鞋底踩在满地灰白色的粉末上,发出令人牙酸的“嘎吱”声。
十车极品资源。
苏家积攒了整整三百年的底蕴,五万年年份的灵药、三条极品灵脉的碎片,全没了。
只剩下一地像骨灰一样的残渣。
跟在后面的三大金丹长老齐刷刷倒吸了一口凉气,大长老苏雷更是双腿一软,差点跪在门槛上。
心在滴血。
但苏刑天没有看那一地灰烬。
他的眼睛死死盯着大殿正北方的引灵阵。
那里,苏云像是一具被风干了十年的干尸,七窍流血,死狗一样瘫倒在地。
“云儿!”
苏刑天一个闪身掠到阵眼中心,一把将苏云扶起。
触手冰凉。
苏云的皮肉已经干瘪到了极致,血管里甚至摸不到多少血液的流动。
但他的心脏还在跳。
虽然极其微弱,像是一只濒死的幼鼠,但确实还活着。
“没死……”苏刑天长出了一口气,后背瞬间被冷汗湿透。
只要人没死,这局就还没彻底输光。
他的目光,落在了苏云死死抱在怀里的那把剑胎上。
剑胎变了。
原本暗红色的骨节剑身,此刻变得晶莹剔透,仿佛由最纯净的青玉雕琢而成。
剑柄处的婴儿头颅闭着嘴,没有了之前那种吞天噬地的狂暴。
太安静了。
安静得像是一把普通的玉剑。
苏刑天皱了皱眉,试探着分出一丝神识,想要探查剑胎内部的气机。
“哧!”
神识刚一触碰到剑胎表面,一股难以形容的恐怖锋芒,顺着神识瞬间倒卷而上!
苏刑天闷哼一声,脑子里像是被针狠狠扎了一下,猛地切断了神识。
他那双充血的眼睛里,没有惊恐,反而爆发出了一团狂热的光芒。
内敛!
极致的内敛!
只有真正大成的元婴神兵,才会将所有的狂暴煞气完美地锁死在剑体内部。
平时不显山不露水,一旦出鞘,必将见血封喉!
“成了……这剑胎,真的成了!”
苏刑天浑身发抖,死死盯着那把剑。
十车资源化灰的肉痛感,在这一刻被强行压了下去。
只要苏家有了这把元婴级的镇族杀器,丢掉的资源,早晚能从其他宗门手里成倍地抢回来!
“家主!你快来看这个!”
大殿另一侧,传来了大长老苏雷惊怒交加的吼声。
苏刑天放下苏云,大步走过去。
大长老苏雷正蹲在瞎子长老的身边,脸色铁青。
瞎子长老没死,但离死也不远了。
他像是一滩烂泥趴在地上,浑身皮肤松弛,两颗眼珠子完全干瘪,缩在眼窝深处。
“他的丹田碎了。

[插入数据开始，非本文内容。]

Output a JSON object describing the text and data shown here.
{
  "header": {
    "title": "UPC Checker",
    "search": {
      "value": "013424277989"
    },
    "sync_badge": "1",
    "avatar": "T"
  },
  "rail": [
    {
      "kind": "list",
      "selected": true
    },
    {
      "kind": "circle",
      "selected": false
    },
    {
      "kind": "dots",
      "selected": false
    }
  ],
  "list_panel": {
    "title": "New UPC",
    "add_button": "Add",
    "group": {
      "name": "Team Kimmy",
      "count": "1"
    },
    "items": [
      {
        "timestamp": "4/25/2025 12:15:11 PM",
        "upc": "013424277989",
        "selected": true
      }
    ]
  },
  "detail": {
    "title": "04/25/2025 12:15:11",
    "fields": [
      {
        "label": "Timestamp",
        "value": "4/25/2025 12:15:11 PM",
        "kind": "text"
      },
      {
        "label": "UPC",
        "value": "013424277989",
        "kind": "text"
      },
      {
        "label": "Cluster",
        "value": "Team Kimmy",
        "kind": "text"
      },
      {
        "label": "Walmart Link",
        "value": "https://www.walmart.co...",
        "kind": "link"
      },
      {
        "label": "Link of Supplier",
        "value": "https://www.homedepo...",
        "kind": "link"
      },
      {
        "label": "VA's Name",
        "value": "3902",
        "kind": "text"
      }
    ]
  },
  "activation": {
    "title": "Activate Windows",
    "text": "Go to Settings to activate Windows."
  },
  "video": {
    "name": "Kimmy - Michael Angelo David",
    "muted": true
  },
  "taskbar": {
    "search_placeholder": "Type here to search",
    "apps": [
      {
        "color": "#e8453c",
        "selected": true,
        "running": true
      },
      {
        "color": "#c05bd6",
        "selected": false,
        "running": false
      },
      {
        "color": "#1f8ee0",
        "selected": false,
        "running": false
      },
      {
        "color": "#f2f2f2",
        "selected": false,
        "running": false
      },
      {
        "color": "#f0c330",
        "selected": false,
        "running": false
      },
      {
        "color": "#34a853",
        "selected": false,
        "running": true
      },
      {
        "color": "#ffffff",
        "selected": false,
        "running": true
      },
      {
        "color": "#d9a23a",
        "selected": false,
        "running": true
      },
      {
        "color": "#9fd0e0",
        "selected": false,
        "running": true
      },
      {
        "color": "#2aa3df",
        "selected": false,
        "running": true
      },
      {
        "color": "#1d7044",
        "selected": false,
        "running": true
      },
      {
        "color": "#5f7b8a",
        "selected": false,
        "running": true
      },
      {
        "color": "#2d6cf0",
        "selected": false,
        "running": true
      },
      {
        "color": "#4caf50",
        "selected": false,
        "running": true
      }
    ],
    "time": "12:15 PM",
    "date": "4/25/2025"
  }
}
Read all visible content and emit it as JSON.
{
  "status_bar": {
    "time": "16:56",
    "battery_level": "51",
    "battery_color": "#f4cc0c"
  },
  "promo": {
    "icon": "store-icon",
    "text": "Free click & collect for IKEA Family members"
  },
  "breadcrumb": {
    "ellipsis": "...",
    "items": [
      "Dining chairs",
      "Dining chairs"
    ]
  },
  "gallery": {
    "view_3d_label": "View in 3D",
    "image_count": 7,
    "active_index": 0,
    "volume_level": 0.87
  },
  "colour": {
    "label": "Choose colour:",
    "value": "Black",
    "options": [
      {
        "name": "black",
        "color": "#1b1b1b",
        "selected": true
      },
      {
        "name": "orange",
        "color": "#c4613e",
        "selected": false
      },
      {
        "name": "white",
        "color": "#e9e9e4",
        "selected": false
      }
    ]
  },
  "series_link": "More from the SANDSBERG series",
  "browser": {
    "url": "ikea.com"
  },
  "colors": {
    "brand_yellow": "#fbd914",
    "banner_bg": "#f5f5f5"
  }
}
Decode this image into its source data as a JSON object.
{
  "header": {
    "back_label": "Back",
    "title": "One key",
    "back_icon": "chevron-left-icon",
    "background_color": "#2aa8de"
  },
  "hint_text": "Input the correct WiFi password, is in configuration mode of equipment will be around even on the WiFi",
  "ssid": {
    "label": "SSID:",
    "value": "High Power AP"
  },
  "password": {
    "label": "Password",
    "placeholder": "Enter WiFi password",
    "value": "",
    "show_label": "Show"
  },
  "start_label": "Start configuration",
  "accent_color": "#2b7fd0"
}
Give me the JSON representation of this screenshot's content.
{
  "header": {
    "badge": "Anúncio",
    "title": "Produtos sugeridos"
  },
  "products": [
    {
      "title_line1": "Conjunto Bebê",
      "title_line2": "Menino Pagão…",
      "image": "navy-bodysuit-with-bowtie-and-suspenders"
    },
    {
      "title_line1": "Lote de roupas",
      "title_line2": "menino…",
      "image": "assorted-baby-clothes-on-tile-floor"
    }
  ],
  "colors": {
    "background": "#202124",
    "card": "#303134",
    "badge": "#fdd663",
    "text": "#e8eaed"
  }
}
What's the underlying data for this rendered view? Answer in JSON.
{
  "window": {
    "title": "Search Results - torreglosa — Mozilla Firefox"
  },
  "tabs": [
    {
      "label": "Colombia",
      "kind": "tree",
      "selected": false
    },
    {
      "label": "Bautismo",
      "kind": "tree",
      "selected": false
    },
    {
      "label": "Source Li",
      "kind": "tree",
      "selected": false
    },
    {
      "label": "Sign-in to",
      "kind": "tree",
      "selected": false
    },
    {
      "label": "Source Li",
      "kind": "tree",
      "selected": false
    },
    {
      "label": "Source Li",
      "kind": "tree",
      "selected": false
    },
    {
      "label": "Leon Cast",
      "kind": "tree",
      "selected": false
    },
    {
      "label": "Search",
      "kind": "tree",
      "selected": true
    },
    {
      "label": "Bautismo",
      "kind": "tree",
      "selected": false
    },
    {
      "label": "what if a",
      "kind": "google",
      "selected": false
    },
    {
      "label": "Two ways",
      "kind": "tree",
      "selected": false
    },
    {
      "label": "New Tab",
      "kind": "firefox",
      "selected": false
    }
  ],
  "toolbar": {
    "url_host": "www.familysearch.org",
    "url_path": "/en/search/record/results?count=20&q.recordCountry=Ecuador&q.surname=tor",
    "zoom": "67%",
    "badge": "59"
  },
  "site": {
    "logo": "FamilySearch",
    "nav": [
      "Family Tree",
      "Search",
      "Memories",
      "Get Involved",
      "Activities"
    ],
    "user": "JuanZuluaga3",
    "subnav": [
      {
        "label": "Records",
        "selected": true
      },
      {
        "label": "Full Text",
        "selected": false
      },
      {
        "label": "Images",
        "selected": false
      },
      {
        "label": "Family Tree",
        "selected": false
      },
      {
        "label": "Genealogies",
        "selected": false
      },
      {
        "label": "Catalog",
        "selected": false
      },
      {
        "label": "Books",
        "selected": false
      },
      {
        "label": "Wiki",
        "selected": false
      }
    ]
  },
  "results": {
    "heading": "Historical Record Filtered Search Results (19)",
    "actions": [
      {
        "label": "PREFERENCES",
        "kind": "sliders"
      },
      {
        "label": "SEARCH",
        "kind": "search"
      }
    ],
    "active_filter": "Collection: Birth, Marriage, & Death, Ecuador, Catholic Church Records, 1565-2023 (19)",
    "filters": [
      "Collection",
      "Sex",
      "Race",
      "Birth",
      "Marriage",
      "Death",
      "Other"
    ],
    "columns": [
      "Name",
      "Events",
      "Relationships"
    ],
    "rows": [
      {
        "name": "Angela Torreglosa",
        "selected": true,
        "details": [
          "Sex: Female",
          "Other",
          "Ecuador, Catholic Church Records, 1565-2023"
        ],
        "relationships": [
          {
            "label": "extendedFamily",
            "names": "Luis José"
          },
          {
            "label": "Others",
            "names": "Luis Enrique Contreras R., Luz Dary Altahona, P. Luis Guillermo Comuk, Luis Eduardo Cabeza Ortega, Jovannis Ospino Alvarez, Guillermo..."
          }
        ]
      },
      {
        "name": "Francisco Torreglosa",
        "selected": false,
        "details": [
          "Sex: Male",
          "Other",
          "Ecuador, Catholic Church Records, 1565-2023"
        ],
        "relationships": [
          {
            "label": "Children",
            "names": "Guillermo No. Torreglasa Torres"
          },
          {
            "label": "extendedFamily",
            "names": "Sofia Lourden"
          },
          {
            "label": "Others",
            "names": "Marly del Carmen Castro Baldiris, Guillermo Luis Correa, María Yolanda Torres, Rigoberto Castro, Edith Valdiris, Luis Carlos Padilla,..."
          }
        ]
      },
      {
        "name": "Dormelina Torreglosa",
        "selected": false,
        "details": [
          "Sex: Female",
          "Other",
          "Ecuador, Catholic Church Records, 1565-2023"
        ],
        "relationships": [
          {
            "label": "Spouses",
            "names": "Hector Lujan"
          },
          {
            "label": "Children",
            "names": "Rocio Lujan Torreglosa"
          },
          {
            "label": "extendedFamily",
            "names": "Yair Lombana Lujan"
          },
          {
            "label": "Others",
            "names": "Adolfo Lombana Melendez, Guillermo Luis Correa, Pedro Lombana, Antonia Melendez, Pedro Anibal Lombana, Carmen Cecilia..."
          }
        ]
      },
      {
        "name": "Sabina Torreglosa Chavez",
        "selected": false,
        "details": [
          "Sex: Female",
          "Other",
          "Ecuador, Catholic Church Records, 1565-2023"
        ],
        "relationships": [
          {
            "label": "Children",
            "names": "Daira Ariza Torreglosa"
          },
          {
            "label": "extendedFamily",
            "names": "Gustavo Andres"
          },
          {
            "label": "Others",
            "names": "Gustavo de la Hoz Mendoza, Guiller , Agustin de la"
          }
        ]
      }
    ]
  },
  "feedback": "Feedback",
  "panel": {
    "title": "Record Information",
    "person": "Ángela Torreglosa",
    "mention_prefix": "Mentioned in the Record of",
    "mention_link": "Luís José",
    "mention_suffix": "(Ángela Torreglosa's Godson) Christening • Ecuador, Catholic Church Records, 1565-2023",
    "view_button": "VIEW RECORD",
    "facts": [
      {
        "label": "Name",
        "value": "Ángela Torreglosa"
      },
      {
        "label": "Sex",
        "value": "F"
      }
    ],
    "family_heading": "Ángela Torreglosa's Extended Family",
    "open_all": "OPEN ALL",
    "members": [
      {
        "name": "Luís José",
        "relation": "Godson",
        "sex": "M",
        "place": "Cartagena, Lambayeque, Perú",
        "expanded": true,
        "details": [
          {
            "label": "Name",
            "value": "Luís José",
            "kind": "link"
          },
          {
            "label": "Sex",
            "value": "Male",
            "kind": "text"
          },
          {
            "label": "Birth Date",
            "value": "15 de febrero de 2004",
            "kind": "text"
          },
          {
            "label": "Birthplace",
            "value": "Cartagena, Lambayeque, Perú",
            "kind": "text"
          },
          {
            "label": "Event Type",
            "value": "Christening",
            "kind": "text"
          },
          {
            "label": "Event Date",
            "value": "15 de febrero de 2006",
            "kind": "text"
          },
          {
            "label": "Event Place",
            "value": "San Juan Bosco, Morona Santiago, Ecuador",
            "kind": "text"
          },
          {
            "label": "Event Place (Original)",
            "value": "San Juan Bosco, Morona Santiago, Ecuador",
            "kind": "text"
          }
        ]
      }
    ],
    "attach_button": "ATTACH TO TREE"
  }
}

”
苏雷捏着瞎子长老的手腕,语气森寒。
“不仅是丹田,他体内连一丝一毫的天机本源都没剩下。经脉寸断,像是被什么东西强行抽干了。”
苏刑天眉头紧锁:“护法失败,遭到天机反噬了?”
“没那么简单。”
苏雷松开手,在瞎子长老身旁的青石板上捻起一小撮灰白色的粉末。
他将粉末凑到鼻尖,用力闻了闻。
脸色瞬间大变。
“这是死婴的骨粉,里面还残留着极度阴毒的天机阁禁术气息。”
苏雷猛地抬起头,死死盯着苏刑天。
“是‘欺天刺’!”
“这老狗在自己身上扎了欺天刺!”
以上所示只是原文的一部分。